# Blondes, eh!



## ZephyR2 (Feb 20, 2013)

Five blokes in an Audi Quattro arrived at the ferry checkpoint in Harwich, Essex.

Tracey, in her brand new uniform, stops them and tells them:
"I can't let you on the ferry. It is illegal to have 5 people in a Quattro. Quattro means four. One of you will have to get out and stay behind."

"Quattro is just the name of the car," the driver replies disbelievingly. "Look at the papers, this car is designed to carry five people."

"You cannot pull that one on me. This is Tracey you're talking to here," she replies with a smile. "Quattro means four. You have five people in your car and you are therefore breaking the law. So I can't let you onto the ferry. It's more than my job's worth to let you all on."

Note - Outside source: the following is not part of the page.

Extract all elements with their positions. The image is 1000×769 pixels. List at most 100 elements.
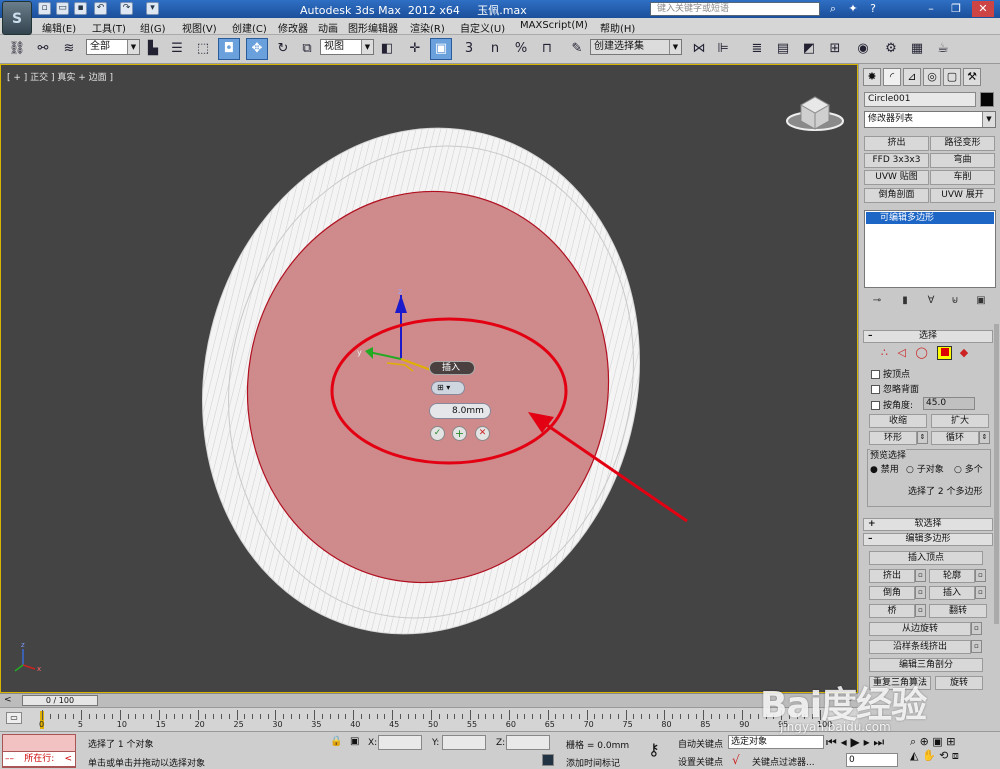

The driver is now very cross and replies angrily, "I've had enough of you. Call your supervisor over. I want to speak to someone with more intelligence!"

"Sorry," responds Tracey, "but Sharon is busy with those two blokes in the Fiat Uno."

Sent from my iPhone using Tapatalk


----------



## Stiff (Jun 15, 2015)

:lol:


----------



## MarksBlackTT (Nov 29, 2016)

:lol:


----------



## robfairclough34 (Nov 6, 2017)

Hahaha!

Sent from my E5823 using Tapatalk


----------



## YELLOW_TT (Feb 25, 2004)

The old ones are the best :lol:


----------



## derekson (Apr 17, 2018)

:lol:


----------